Have a lovely weekend!
cheers
Purple Haze
I'm still trying to figure who you are, but in Muru we trust!
'Travellers Marriage'?
I was told by some Pakistani friends that it 'could be arranged' while on a trip to Lahore (no pun intended here)some years ago.
It's not that common even in the Middle East, being a question of big money!
In Egypy? it's anybody's guess!
dpp
Thaks MWS. Owe you 1.
At 'Motion of my thoughts' how does 1 leave a comment?
dpp
And MWS
The frogs won't just be in hot soup. Come 2103, it's guaranteed they won't even be a foot-ni=ote in Perak's history! The lorry drivers will not forgive them!
dpp
Ahhh, Pakistan.
Reminds me of Rafique's ode to Benazir to the tune of Besame Mucho.

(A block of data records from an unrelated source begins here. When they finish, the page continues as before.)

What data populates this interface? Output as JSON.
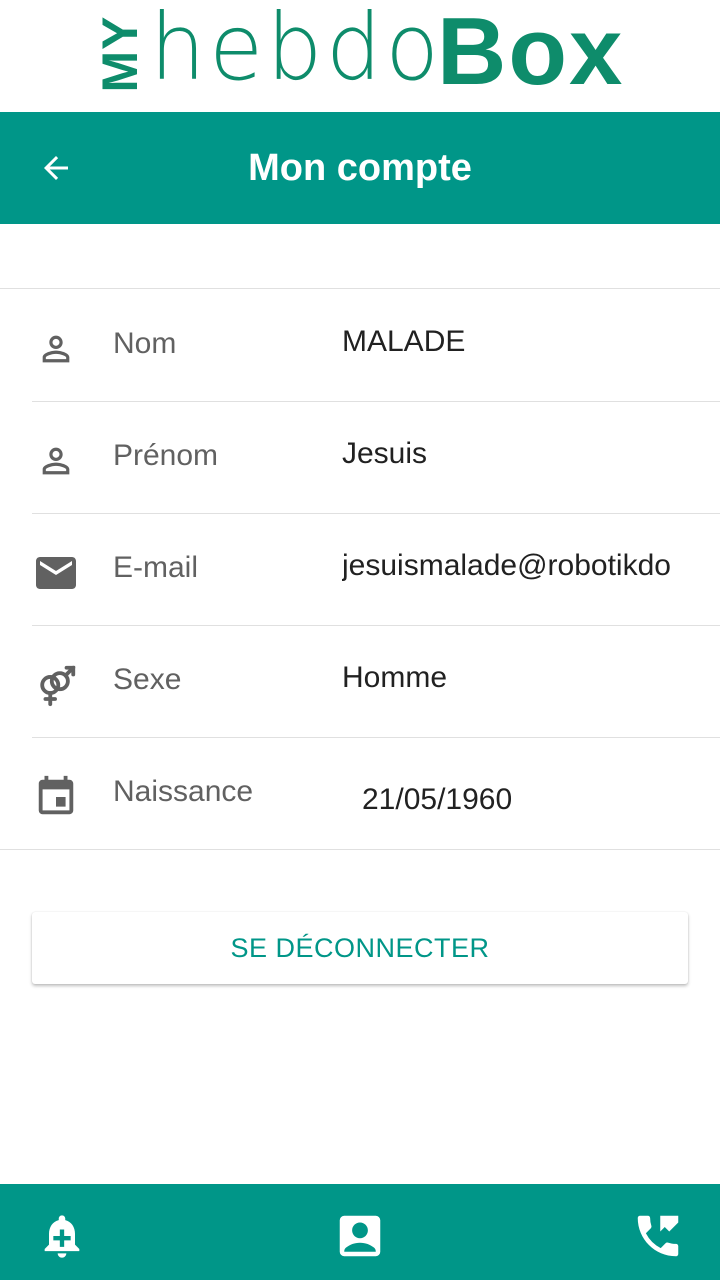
{
  "logo": {
    "prefix": "MY",
    "middle": "hebdo",
    "suffix": "Box",
    "color": "#0e8c6b"
  },
  "appbar": {
    "title": "Mon compte",
    "back_icon": "arrow-back-icon",
    "color": "#009688"
  },
  "profile": {
    "rows": [
      {
        "icon": "person-icon",
        "label": "Nom",
        "value": "MALADE"
      },
      {
        "icon": "person-icon",
        "label": "Prénom",
        "value": "Jesuis"
      },
      {
        "icon": "email-icon",
        "label": "E-mail",
        "value": "jesuismalade@robotikdo"
      },
      {
        "icon": "gender-icon",
        "label": "Sexe",
        "value": "Homme"
      },
      {
        "icon": "calendar-icon",
        "label": "Naissance",
        "value": "21/05/1960"
      }
    ]
  },
  "logout": {
    "label": "SE DÉCONNECTER"
  },
  "bottom_nav": {
    "items": [
      {
        "icon": "bell-plus-icon"
      },
      {
        "icon": "contact-card-icon"
      },
      {
        "icon": "phone-forward-icon"
      }
    ]
  }
}
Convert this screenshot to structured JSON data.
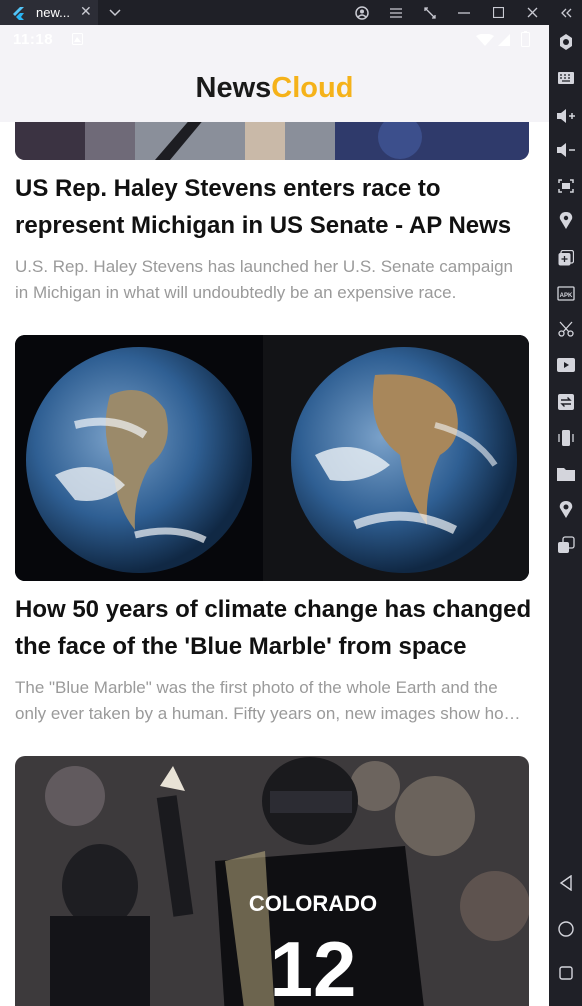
{
  "window": {
    "tab_title": "new...",
    "close_symbol": "✕",
    "dropdown_symbol": "⌄"
  },
  "status_bar": {
    "time": "11:18"
  },
  "app": {
    "title_part1": "News",
    "title_part2": "Cloud",
    "accent_color": "#f5b21a"
  },
  "articles": [
    {
      "title": "US Rep. Haley Stevens enters race to represent Michigan in US Senate - AP News",
      "description": "U.S. Rep. Haley Stevens has launched her U.S. Senate campaign in Michigan in what will undoubtedly be an expensive race."
    },
    {
      "title": "How 50 years of climate change has changed the face of the 'Blue Marble' from space",
      "description": "The \"Blue Marble\" was the first photo of the whole Earth and the only ever taken by a human. Fifty years on, new images show how it has changed."
    },
    {
      "title": "",
      "description": "",
      "jersey_text": "COLORADO",
      "jersey_number": "12"
    }
  ],
  "sidebar_icons": [
    "settings-icon",
    "keyboard-icon",
    "volume-up-icon",
    "volume-down-icon",
    "screenshot-icon",
    "location-pin-icon",
    "add-window-icon",
    "apk-icon",
    "scissors-icon",
    "video-icon",
    "sync-icon",
    "shake-icon",
    "folder-icon",
    "map-pin-icon",
    "multi-window-icon",
    "back-icon",
    "home-icon",
    "recents-icon"
  ]
}
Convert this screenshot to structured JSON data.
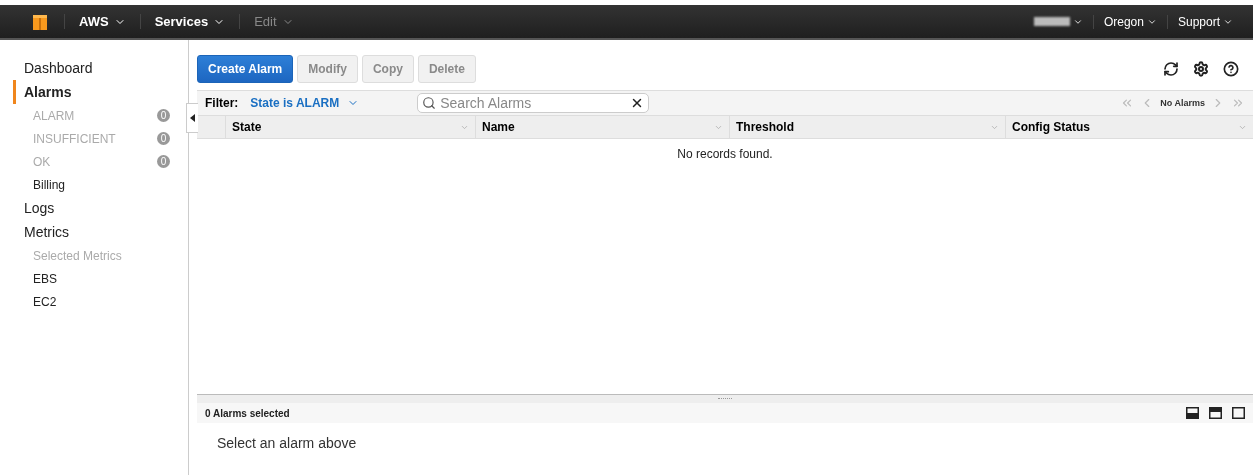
{
  "topbar": {
    "menus": [
      {
        "label": "AWS",
        "disabled": false
      },
      {
        "label": "Services",
        "disabled": false
      },
      {
        "label": "Edit",
        "disabled": true
      }
    ],
    "right_menus": [
      {
        "label": "Oregon"
      },
      {
        "label": "Support"
      }
    ]
  },
  "sidebar": {
    "items": [
      {
        "label": "Dashboard",
        "kind": "section",
        "selected": false,
        "disabled": false
      },
      {
        "label": "Alarms",
        "kind": "section",
        "selected": true,
        "disabled": false
      },
      {
        "label": "ALARM",
        "kind": "sub",
        "selected": false,
        "disabled": true,
        "count": "0"
      },
      {
        "label": "INSUFFICIENT",
        "kind": "sub",
        "selected": false,
        "disabled": true,
        "count": "0"
      },
      {
        "label": "OK",
        "kind": "sub",
        "selected": false,
        "disabled": true,
        "count": "0"
      },
      {
        "label": "Billing",
        "kind": "sub",
        "selected": false,
        "disabled": false
      },
      {
        "label": "Logs",
        "kind": "section",
        "selected": false,
        "disabled": false
      },
      {
        "label": "Metrics",
        "kind": "section",
        "selected": false,
        "disabled": false
      },
      {
        "label": "Selected Metrics",
        "kind": "sub",
        "selected": false,
        "disabled": true
      },
      {
        "label": "EBS",
        "kind": "sub",
        "selected": false,
        "disabled": false
      },
      {
        "label": "EC2",
        "kind": "sub",
        "selected": false,
        "disabled": false
      }
    ]
  },
  "toolbar": {
    "buttons": [
      {
        "label": "Create Alarm",
        "kind": "primary",
        "disabled": false
      },
      {
        "label": "Modify",
        "kind": "plain",
        "disabled": true
      },
      {
        "label": "Copy",
        "kind": "plain",
        "disabled": true
      },
      {
        "label": "Delete",
        "kind": "plain",
        "disabled": true
      }
    ]
  },
  "filter": {
    "label": "Filter:",
    "value": "State is ALARM",
    "search": {
      "placeholder": "Search Alarms"
    },
    "pager": "No Alarms"
  },
  "table": {
    "columns": [
      "State",
      "Name",
      "Threshold",
      "Config Status"
    ],
    "empty_message": "No records found."
  },
  "details": {
    "title": "0 Alarms selected",
    "message": "Select an alarm above"
  }
}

have you seen this interesting site.. it's nickelplatedpinart.blogspot.com
Hi, don't eat those frog soup. It could be poisonous to consume. Might as well chop them into pieces throw it to crocodile to consume. Oh! My God! Can not lah! Since they are poisonous, how can it is good to sacrifice the crocodile? No good! Try to figure out how to put them away is the safer way not to hurt this planet. Ah! I've got an idea. Send down to the chamber of Yen Lo Huang to cook them off. Finish! Down they gone! Safer!?!